I suggest you reread these publications, if for nothing more than to refresh you memory of the facts.
Since ms_minnamouse is "broke" and Epsom salts are inexpensive, the danger is that she will apply too much and do harm to her plants.
Referring to the quote from the message above by morz8,
"the Epsom Salt Council (whatever that is :)) suggests 2 T dissolved in a gallon of water for indoor plants"
That seems too strong to me for the prudent use of Epsom salts. I personally think it is error prone to use a single letter abbreviation for teaspoon and tablespoon. I prefer tsp for teaspoon and tbs for tablespoon. The "T" used above indicates tablespoon (a "t" would indicate a teaspoon), and two tablespoons per gallon is, in my opinion, much too strong for a foliar spray of inorganic nutrients (including magnesium sulfate) and probably too strong for a soil application. If you were feeding sugar in a foliar spray, that much sugar might be appropriate.
My favorite single reference book for plant nutrition is currently the Handbook of Plant Nutrition edited by Allen V. Barker and David J. Pilbeam, published by CRC Press in 2007. I found its information on the role of silicon in plant nutrition to be particularly helpful. And its recent publication date indicates that its information is reasonably "up to date".
I did a little digging and came up with a rate you may find suitable.
The rate recommended by the "Epsom Salt Council" and a lot of others (2 tablespoons per gallon)is twice as high as what is used & recommended in commercial horticulture/floriculture.

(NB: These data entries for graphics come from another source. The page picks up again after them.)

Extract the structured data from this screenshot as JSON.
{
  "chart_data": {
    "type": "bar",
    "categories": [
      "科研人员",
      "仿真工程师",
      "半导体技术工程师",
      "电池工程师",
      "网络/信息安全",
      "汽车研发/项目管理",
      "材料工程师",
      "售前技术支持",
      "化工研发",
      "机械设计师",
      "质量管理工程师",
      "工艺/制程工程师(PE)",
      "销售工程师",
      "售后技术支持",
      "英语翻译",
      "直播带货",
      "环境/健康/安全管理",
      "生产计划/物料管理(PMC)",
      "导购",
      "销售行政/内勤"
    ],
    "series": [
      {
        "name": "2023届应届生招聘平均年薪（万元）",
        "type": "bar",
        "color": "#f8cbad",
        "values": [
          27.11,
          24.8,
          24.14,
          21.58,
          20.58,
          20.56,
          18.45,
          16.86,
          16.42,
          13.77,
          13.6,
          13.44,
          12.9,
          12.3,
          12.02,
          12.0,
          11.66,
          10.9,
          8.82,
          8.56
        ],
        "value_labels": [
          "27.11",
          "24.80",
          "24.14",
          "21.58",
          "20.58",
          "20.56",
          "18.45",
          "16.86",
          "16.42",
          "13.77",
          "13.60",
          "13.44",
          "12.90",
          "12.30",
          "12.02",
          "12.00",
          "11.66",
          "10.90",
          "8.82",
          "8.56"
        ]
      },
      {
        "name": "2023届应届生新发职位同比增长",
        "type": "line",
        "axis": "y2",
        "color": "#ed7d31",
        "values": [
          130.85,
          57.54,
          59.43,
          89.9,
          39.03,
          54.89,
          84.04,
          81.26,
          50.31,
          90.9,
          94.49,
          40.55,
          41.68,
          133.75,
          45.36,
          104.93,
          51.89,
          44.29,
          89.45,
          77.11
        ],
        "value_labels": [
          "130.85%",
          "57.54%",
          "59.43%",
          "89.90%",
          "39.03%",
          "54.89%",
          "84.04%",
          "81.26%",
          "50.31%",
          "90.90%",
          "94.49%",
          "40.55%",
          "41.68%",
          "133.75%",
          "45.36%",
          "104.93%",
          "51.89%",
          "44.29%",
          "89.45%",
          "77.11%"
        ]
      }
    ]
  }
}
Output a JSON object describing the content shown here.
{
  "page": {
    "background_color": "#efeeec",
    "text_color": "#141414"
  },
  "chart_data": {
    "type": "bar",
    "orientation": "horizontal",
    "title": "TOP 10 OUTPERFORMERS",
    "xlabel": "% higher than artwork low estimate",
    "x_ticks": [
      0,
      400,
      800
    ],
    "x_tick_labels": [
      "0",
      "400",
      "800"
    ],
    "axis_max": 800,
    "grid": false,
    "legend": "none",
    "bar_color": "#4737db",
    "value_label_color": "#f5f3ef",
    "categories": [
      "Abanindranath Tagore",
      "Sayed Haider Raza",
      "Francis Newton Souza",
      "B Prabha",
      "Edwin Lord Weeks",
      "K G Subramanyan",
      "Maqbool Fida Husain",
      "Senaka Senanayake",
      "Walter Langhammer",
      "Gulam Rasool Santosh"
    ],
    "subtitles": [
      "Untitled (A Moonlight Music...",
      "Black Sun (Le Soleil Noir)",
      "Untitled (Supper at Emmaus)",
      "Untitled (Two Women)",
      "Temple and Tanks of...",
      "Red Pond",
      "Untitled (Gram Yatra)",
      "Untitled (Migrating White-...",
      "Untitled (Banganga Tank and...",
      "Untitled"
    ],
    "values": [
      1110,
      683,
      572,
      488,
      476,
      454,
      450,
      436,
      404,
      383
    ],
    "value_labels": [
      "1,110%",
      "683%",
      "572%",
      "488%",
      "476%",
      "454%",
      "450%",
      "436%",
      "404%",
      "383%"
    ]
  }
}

Current recommendations (NCSU, Auburn and other universities with strong horticultural/floriculture programs) are 2 lbs. per 100 gallons of water, this breaks down too a "light??" tablespoon (1 tbsp. Epsom Salt= 11+ grams...the 2 lbs. rate breaks down to about 9 grams)per gallon of water.
I have used epsom salts to invigorate my palm trees and my begonias: it is the magnesium that they like. As with all things, use it in moderation. I use about a handful in a 2 gallon bucket and then water it in well.
I have heard that you can just sprinkle it too, but have never tried that.
Naturally I bath in it too for the sore muscles I get after gardening.
I used a handful mixed in the soil under all my tomato plants and they have benefited tremendously from the addition compared to last years plants. I'm sure it depends on the plant it's being used on as to how much is beneficial.